In response to your point, eventually, most of us who build software just want
to use tools we know to get things done. There's a tremendous benefit to
having few and highly trusted dependencies. Imagine civil engineering if every
week there was a new flavor of concrete with different construction methods
and structural properties.

Not too many people with a decade or more of development experience think that
"downloading other people's random packages" is a fantastic or a confidence-
inspiring idea. Ideally, those line-of-business CRUD apps that the modern
world runs on should be write-and-forget, not rewritten continuously.

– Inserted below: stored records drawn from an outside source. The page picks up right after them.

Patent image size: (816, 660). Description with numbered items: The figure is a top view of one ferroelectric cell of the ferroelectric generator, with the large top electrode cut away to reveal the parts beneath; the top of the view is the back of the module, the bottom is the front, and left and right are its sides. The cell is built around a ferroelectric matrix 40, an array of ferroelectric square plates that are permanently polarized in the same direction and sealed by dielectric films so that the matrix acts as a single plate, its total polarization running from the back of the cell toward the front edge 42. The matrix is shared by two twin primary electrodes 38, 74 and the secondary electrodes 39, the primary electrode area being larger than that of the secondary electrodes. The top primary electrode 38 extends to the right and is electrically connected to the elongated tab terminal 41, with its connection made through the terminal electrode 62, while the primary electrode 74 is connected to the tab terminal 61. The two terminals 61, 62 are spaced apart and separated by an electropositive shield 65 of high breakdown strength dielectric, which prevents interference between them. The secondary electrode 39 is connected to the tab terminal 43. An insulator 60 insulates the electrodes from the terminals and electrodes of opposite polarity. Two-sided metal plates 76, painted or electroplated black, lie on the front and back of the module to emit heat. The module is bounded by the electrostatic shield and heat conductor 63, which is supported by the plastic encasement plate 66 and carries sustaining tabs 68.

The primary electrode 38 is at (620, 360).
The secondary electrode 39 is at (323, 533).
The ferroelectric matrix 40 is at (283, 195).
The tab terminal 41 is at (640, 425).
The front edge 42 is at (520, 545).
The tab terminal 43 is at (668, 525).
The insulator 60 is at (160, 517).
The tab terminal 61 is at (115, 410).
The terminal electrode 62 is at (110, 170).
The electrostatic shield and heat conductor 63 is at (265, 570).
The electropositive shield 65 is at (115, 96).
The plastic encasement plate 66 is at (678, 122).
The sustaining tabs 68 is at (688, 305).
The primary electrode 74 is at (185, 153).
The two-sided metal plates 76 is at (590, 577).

This is
why "churn" is a bad word to some. And yes, writing CRUD apps is pretty much
solved, that is, it hasn't gotten _that_ much more efficient in the last ten
years if you look at the best tools.

------
douche
It's because JS is, at it's core, a shit language. All of this flailing around
and creating a new framework every week is like the poor sods trying to
struggle through the mud at Passchendaele. The more you fight it, the deeper
it gets.

Better languages have sensible defaults, and a decent standard library built
in. If we could run Python or Java natively in the browser, nobody would
bother with all of this illogical complexity that has arisen to try to make
writing Javascript moderately tolerable.

------
k__
Because, finally all big players are in the game and Javaize the stuff.

------
RFVenter
It's all hype and fads. People re-inventing the wheel to make money.